Painting by Charles Thévenin

The Storming of the Bastille (French: Prise de la Bastille, le 14 juillet 1789 ) is a 1793 history painting by the French artist Charles Thévenin. It depicts the Storming of the Bastille on 14 July 1789 at the beginning of the French Revolution. Located in Paris the Bastille had served as a notorious prison during the Ancien Regime, and it's storming by insurgents became an iconic symbol of the new era. Thévenin began working on a sketch not long after the incident, which became the basis for his later painting. Thévenin was a noted pupil of François-André Vincent, one of the leading artists of the era along with Jacques-Louis David.

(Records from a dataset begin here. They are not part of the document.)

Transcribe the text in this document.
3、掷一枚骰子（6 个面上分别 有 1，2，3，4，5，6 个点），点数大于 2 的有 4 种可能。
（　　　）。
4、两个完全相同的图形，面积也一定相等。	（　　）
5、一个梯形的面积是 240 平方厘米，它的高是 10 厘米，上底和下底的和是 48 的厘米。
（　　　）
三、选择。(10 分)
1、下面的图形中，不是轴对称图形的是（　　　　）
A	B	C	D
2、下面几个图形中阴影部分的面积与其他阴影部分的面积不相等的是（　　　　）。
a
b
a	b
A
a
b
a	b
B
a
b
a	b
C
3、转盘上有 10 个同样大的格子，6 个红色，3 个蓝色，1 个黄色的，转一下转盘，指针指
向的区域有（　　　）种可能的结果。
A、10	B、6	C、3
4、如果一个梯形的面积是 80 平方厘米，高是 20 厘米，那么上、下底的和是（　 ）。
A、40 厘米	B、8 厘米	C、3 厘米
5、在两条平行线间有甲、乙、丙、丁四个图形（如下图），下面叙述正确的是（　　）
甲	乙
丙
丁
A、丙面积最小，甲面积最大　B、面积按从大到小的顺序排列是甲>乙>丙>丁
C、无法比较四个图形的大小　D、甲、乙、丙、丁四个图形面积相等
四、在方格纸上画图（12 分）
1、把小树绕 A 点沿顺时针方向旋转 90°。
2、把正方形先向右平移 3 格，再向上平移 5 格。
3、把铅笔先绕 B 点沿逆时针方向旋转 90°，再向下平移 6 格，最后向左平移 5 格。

The painting was displayed at the Salon of 1793 and again for the Salon of 1795 held at the Louvre in Paris. Today it forms part of the collection of the city's Musée Carnavalet, having been acquired in 1886. Thévenin also produced an etching based on the painting.

==Bibliography==
- Mansfield, Elizabeth C. The Perfect Foil: François-André Vincent and the Revolution in French Painting. University of Minnesota Press, 2011.
- Roberts, David. Jacques-Louis David and Jean-Louis Prieur, Revolutionary Artists: The Public, the Populace, and Images of the French Revolution. State University of New York Press, 2000.